What does this mean for GBP/JPY’s downtrend ahead of this week’s U.K. data releases?
Check out what’s cooking in the 15-minute chart!
Before moving on, ICYMI, I’ve listed the potential economic catalysts that you need to watch out for this week. Check them out before you place your first trades today!
And now for the headlines that rocked the markets in the last trading sessions:
Fresh Market Headlines & Economic Data:
Over the weekend, China’s data showed (slightly) easing deflationary pressures helped in part by summer travel. CPI rose by 0.1% y/y in August (vs. 0.2% expected, -0.3% previous) while producer prices fell by 3.0% (from -4.4% in July)
Over the weekend, BOJ Gov. Ueda gave an interview with Yomiuri and implied that the central bank may have enough information about wage hikes by the end of 2023 to possibly reevaluate its monetary policies.
Over the weekend, U.S. Treasury Secretary Janet Yellen repeated her confidence over the U.S. avoiding a recession while reining in consumer price gains, and added that some easing in the labor market is “important and a good thing.”
The PBoC set the USD/CNY reference rate at 7.3437 vs. the market projected rate of 7.2148. The record-high gap underscored the central bank’s aggressiveness in defending the yuan’s strength.
Chinese banks extended 1.36T CNY worth of new loans in August (vs. 1.20T CNY expected, 345.9B CNY previous)
Japan’s machine tool orders dipped by 6.3% m/m in July (-19.7% y/y) and marked its first monthly decline in two months.
Italy’s industrial output fell by 0.7% m/m in July (vs. -0.2% expected, 0.5% previous)
Price Action News

Overlay of AUD Pairs 15-min Chart
The Japanese yen started the week on a strong note thanks to weekend hints by BOJ Governor Ueda of the central bank possibility reevaluating its policy biases as soon as the end of 2023.
But it was the Australian dollar that saw the most gains with the New Zealand dollar not far behind.
And why not? Aside from an extension of the anti-USD wave in late Friday trading, the commodity-related currencies also likely found support from Chinese data. The PBOC announced a USD/CNY fix that marked its biggest gap against market projections while a separate report showed new bank loans coming in stronger-than-expected in August.
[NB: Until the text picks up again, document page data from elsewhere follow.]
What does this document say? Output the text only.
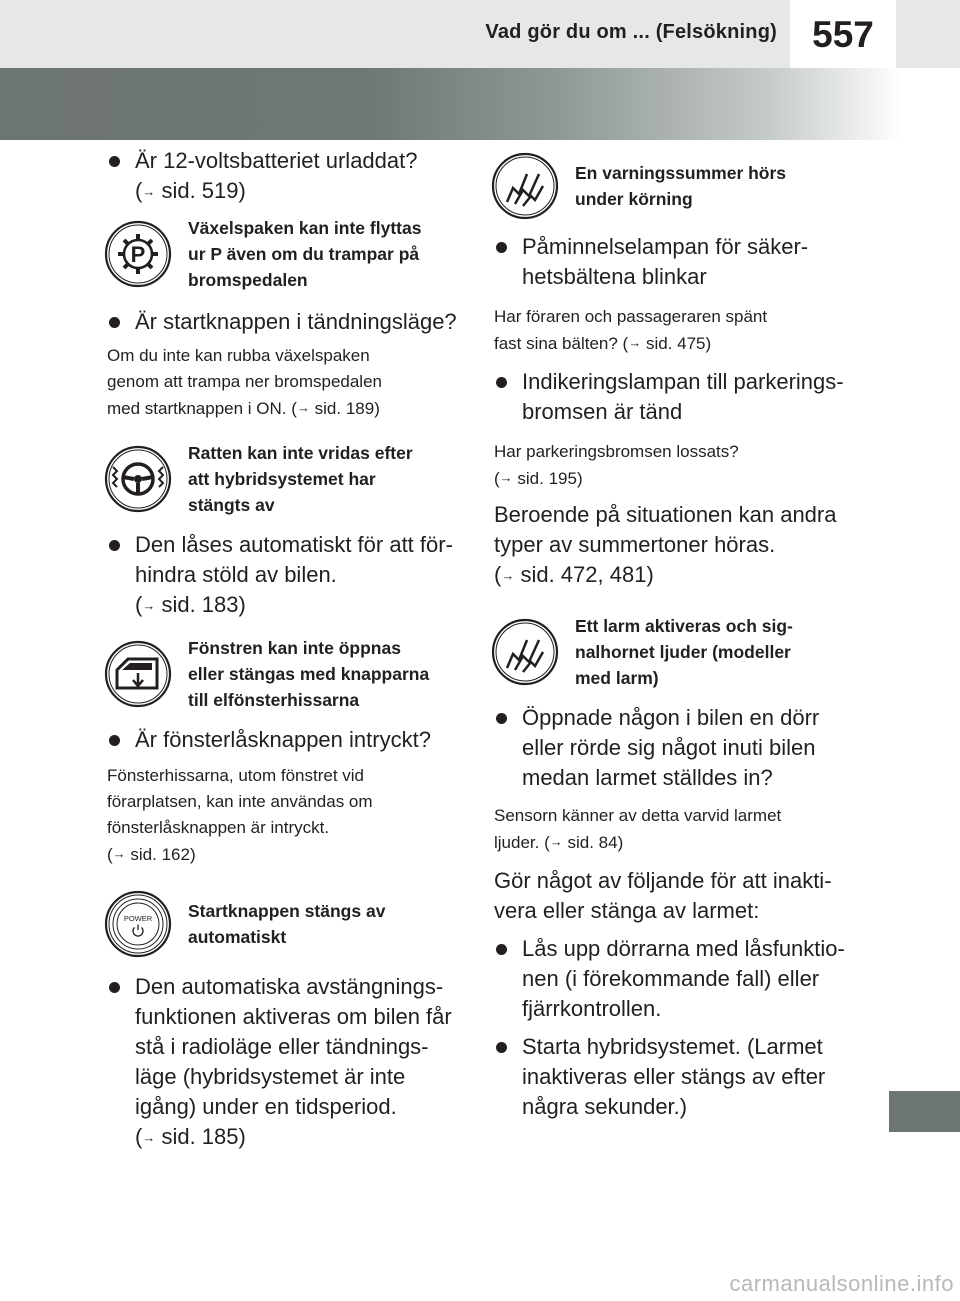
Vad gör du om ... (Felsökning) 557
Är 12-voltsbatteriet urladdat?
(→ sid. 519)
P
Växelspaken kan inte flyttas
ur P även om du trampar på
bromspedalen
Är startknappen i tändningsläge?
Om du inte kan rubba växelspaken
genom att trampa ner bromspedalen
med startknappen i ON. (→ sid. 189)
Ratten kan inte vridas efter
att hybridsystemet har
stängts av
Den låses automatiskt för att för-
hindra stöld av bilen.
(→ sid. 183)
Fönstren kan inte öppnas
eller stängas med knapparna
till elfönsterhissarna
Är fönsterlåsknappen intryckt?
Fönsterhissarna, utom fönstret vid
förarplatsen, kan inte användas om
fönsterlåsknappen är intryckt.
(→ sid. 162)
POWER Startknappen stängs av
automatiskt
Den automatiska avstängnings-
funktionen aktiveras om bilen får
stå i radioläge eller tändnings-
läge (hybridsystemet är inte
igång) under en tidsperiod.
(→ sid. 185)
En varningssummer hörs
under körning
Påminnelselampan för säker-
hetsbältena blinkar
Har föraren och passageraren spänt
fast sina bälten? (→ sid. 475)
Indikeringslampan till parkerings-
bromsen är tänd
Har parkeringsbromsen lossats?
(→ sid. 195)
Beroende på situationen kan andra
typer av summertoner höras.
(→ sid. 472, 481)
Ett larm aktiveras och sig-
nalhornet ljuder (modeller
med larm)
Öppnade någon i bilen en dörr
eller rörde sig något inuti bilen
medan larmet ställdes in?
Sensorn känner av detta varvid larmet
ljuder. (→ sid. 84)
Gör något av följande för att inakti-
vera eller stänga av larmet:
Lås upp dörrarna med låsfunktio-
nen (i förekommande fall) eller
fjärrkontrollen.
Starta hybridsystemet. (Larmet
inaktiveras eller stängs av efter
några sekunder.)
carmanualsonline.info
AUD snagged pips across the board and made the most intraday gains against the U.S. dollar and European currencies like EUR, GBP, CHF.
BOE Chief Economist Huw Pill to give a speech at 8:00 am GMT
New Zealand’s visitor arrivals at 10:45 pm GMT
Australia’s Westpac consumer sentiment at 12:30 am GMT (Sept 12)
Australia’s NAB business confidence at 1:30 am GMT (Sept 12)
Use our new Currency Heat Map to quickly see a visual overview of the forex market’s price action! 🔥 🗺️

GBP/JPY 15-min Forex Chart by TV
I don’t know if you’ve noticed, but JPY started the week strong thanks to some comments from the BOJ Governor that may be interpreted as possibly hawkish.
GBP/JPY, in particular, opened the week with a bearish gap and marked new intraday lows near 182.70 before GBP bulls stepped in.
Are we looking at a chance to jump in GBP/JPY’s downtrend at a better price?
GBP/JPY bears may look at the 183.80 zone, which isn’t too far from today’s Pivot Point line and a trend line resistance that’s been around since last week.
A rejection at the resistance zone opens GBP/JPY to a move back to its 182.80 previous lows.
That, of course, will depend on how long the current risk-friendly trading environment is sustained.
If we start to see disappointing economic reports, or investors start worrying about high interest rates and global growth, then GBP/JPY may turn lower and extend its downtrend.
But if we see more risk-friendly headlines in the next trading sessions, then GBP/JPY may hit the 184.40 previous high or higher inflection points before seeing sustained selling pressure.